Someone mentioned 2.5" PVC.
Why so big?
This looks like it can easily slip in through 2".


Sent from my iPhone using electriciantalk.com


----------



## backstay (Feb 3, 2011)

sparky723 said:


> Well, 5 spools (1900 lbs) of Rust (250-250-250-3/0) just got dropped off at my house. Someone mentioned 2.5" PVC. Why so big? This looks like it can easily slip in through 2". Sent from my iPhone using electriciantalk.com


If you do the fill calc, I think you will find 2 in too small.


----------



## dawgs (Dec 1, 2007)

sparky723 said:


> Well, 5 spools (1900 lbs) of Rust (250-250-250-3/0) just got dropped off at my house.
> Someone mentioned 2.5" PVC.
> Why so big?
> This looks like it can easily slip in through 2".
> ...


You will have to know the OD of the cable. Then look in your code book. PVC sch 40 at 53% fill is 1.744 sq. in. If your cable is smaller then 2" is fine.


----------



## dawgs (Dec 1, 2007)

dawgs said:


> You will have to know the OD of the cable. Then look in your code book. PVC sch 40 at 53% fill is 1.744 sq. in.

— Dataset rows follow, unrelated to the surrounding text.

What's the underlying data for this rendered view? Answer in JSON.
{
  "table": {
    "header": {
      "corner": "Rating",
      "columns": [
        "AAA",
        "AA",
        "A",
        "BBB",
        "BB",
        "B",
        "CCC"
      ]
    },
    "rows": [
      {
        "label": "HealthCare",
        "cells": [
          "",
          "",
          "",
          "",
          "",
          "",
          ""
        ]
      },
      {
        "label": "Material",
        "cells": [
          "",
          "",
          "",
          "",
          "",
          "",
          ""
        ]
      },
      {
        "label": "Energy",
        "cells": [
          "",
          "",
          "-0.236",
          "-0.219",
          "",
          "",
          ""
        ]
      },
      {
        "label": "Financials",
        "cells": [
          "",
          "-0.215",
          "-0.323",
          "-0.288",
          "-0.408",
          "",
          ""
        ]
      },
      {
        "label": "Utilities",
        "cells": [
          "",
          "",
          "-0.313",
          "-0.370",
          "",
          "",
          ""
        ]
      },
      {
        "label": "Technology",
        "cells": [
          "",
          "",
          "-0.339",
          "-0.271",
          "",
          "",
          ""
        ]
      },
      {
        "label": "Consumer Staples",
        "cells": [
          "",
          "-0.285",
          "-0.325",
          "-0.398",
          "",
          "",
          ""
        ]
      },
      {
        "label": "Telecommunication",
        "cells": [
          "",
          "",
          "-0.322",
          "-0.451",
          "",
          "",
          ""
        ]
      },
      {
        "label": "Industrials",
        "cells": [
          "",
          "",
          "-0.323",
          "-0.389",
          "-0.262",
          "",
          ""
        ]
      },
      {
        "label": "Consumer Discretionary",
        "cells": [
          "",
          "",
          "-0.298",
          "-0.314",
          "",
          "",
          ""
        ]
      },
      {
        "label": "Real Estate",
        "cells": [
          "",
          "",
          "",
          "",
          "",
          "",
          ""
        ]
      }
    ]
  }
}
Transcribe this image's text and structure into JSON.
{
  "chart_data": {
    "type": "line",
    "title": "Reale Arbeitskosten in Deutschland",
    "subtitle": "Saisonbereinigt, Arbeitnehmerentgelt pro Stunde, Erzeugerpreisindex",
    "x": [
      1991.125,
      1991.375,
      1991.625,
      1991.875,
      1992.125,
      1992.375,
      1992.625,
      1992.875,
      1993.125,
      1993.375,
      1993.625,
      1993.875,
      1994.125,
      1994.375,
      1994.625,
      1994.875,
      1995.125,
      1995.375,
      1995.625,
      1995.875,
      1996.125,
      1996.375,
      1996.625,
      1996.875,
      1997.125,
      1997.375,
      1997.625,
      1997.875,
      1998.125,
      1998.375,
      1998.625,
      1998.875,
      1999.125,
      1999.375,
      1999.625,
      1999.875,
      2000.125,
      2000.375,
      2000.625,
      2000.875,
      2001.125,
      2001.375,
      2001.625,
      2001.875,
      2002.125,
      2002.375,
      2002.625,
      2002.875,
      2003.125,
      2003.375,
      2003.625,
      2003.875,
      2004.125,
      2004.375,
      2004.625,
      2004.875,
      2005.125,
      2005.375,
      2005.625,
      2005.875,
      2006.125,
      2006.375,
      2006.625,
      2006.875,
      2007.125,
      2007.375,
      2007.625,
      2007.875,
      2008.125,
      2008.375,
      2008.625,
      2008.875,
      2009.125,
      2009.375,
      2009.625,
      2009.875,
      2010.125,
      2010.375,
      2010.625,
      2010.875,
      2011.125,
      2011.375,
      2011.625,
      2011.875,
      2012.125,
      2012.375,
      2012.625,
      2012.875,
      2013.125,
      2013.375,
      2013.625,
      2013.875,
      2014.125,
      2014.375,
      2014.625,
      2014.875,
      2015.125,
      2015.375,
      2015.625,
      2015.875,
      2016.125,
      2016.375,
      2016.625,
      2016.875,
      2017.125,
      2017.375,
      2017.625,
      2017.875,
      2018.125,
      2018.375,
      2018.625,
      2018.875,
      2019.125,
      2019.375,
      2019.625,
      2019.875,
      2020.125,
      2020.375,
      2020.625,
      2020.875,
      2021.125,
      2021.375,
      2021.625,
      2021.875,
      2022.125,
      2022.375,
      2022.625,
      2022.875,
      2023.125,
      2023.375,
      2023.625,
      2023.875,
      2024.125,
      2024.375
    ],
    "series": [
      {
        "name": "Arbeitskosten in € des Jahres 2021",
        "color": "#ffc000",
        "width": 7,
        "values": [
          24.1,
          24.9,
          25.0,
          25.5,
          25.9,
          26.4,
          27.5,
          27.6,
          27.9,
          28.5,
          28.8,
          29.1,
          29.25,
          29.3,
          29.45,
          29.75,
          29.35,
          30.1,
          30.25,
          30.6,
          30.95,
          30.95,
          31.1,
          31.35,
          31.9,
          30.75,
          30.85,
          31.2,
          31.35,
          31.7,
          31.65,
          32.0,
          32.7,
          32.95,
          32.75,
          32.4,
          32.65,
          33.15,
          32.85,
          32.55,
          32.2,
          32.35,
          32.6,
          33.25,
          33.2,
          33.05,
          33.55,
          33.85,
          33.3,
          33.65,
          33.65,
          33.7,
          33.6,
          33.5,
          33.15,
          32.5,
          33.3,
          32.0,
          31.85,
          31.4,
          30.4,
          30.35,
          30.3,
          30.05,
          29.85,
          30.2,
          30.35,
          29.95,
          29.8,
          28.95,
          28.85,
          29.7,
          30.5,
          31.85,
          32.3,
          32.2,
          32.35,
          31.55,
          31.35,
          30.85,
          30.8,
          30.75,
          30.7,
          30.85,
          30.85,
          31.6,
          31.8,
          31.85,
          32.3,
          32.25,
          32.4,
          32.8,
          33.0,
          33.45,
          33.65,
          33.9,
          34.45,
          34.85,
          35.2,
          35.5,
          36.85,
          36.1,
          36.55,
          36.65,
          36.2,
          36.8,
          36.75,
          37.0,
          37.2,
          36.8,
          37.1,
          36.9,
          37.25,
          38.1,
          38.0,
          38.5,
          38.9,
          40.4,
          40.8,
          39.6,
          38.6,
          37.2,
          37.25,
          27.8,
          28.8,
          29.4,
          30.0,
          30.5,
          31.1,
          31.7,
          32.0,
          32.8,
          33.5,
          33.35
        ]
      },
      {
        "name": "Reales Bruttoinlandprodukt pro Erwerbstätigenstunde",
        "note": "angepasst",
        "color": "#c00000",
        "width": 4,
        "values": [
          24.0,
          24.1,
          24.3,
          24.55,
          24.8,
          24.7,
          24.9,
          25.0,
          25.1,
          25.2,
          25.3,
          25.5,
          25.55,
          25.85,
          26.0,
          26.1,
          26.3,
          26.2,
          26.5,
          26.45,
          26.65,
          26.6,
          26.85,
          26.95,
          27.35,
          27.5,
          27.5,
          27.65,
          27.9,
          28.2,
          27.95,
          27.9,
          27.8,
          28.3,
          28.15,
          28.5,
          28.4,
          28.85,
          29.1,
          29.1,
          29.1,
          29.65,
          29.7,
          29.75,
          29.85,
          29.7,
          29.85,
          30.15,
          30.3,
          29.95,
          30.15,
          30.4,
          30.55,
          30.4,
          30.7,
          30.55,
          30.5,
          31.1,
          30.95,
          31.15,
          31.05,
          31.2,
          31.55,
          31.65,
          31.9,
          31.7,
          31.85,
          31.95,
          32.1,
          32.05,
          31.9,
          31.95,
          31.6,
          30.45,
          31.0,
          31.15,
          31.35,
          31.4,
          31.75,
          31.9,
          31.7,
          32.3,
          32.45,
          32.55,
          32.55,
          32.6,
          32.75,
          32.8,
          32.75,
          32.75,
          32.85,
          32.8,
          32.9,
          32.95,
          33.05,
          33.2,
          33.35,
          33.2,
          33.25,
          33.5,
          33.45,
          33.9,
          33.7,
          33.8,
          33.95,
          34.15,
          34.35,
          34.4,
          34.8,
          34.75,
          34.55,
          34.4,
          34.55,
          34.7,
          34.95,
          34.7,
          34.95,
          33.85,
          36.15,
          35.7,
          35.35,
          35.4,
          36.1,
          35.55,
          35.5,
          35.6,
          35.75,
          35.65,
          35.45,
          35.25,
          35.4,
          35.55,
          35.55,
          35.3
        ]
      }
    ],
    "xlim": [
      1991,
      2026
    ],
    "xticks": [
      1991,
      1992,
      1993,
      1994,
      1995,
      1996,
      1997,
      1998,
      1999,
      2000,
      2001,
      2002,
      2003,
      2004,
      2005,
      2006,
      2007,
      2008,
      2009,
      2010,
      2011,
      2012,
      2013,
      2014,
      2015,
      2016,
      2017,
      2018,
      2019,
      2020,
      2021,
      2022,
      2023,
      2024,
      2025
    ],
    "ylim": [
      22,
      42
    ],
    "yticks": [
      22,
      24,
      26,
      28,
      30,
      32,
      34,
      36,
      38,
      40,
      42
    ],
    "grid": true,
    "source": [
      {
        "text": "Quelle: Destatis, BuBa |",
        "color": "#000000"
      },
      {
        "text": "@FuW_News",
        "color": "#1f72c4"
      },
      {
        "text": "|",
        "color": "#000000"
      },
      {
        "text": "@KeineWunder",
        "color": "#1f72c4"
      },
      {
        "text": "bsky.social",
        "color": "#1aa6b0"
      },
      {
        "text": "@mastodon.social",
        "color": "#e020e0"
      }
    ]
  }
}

If your cable is smaller then 2" is fine.


My guess is your going to need 2-1/2".


----------



## minichopper6hp (Apr 19, 2014)

Also why make the pull harder than it has to be. The price difference on the pvc is minimal.


----------



## backstay (Feb 3, 2011)

200 amp 120/240 volt 1 ph, in aluminum is always 2-1/2 PVC for me. It doesn't matter if it's 4/0 or 250.


----------



## Cow (Jan 16, 2008)

I don't even like 4/0 AL in 2" so I wouldn't even consider running 250 AL in anything less than 2.5" regardless of what the pipe fill calc says.


----------